Iris10000 · 22/12/2025 17:33

Lamentingalways · 22/12/2025 17:31

This. And do your Christmas Day on Boxing Day! I would pay £200-£300 court fee to go to court and get everything in writing though about days because once he realises you will get a fair whack in child maintenance if he only does 1obernight per week he might change him mind. Get Christmas and everything agreed in a court order.

He doesn’t mind child maintenance, he wants to be left child free during the week. His parents will help him financially. He has already calculated how much he will pay

OP posts:
thepariscrimefiles · 22/12/2025 17:33

Iris10000 · 22/12/2025 17:22

That’s exactly what I planned to do. As far as family life goes we pretend all is fine in front of the kids and I cook anyway. The issue is that we used to go to his parents for Xmas lunch in the past so he wants to keep that tradition even if this means I will be on my own. He banned me from cooking early lunch as 4 year old won’t eat at his parents if she eats at home. That leaves me with lonely Xmas day set up by a man who decided to divorce me but still wants to have all nice moments with his parents.

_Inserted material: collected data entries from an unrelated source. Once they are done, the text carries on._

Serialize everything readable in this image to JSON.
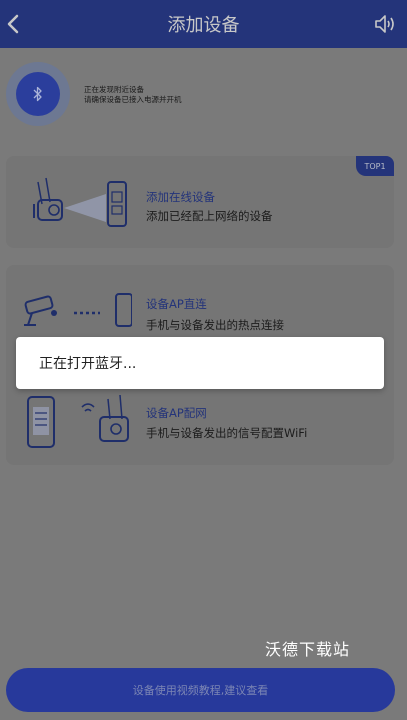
{
  "header": {
    "title": "添加设备"
  },
  "bluetooth": {
    "line1": "正在发现附近设备",
    "line2": "请确保设备已接入电源并开机"
  },
  "options": [
    {
      "title": "添加在线设备",
      "desc": "添加已经配上网络的设备",
      "badge": "TOP1"
    },
    {
      "title": "设备AP直连",
      "desc": "手机与设备发出的热点连接"
    },
    {
      "title": "设备AP配网",
      "desc": "手机与设备发出的信号配置WiFi"
    }
  ],
  "toast": {
    "text": "正在打开蓝牙..."
  },
  "watermark": "沃德下载站",
  "bottom_button": {
    "label": "设备使用视频教程,建议查看"
  },
  "colors": {
    "header_bg": "#24347a",
    "accent": "#27399b",
    "overlay": "#7a7a7a"
  }
}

I've read your other thread OP. He is abusive to you and so are his parents. You are paying over 60% of the mortgage and bills as you earn more than him but he needs more time for his job?

You bend over backwards not to upset or provoke him but it doesn't make him treat you any better. He and his parents do not just get to have your children on Christmas Day while you stay home alone when you are the parent that does all the parenting. He is an abusive husband, a shit father and a shit breadwinner. You run rings around him in every way so you need to be braver.

firstofallimadelight · 22/12/2025 17:34

I would say 2 hours later in the afternoon after you guys have eaten. Only because it’s nice for the kids. Then starting next year an alternating Xmas routine

Tulipsriver · 22/12/2025 17:36

Hell would freeze over before I agreed to this. You do the hard work through the year, you get to spend Christmas Day with your children.

My dad had a similar arrangement in terms of how often he had us. He had the good sense never to ask for us to spend Christmas Day with him though. My mum got the lovely Christmas Day she had earned from doing the majority of the grunt work all year, and we got a second Christmas on Boxing Day.

greenwithglee · 22/12/2025 17:39

I think you need to start divorce proceedings if he doesnt!!!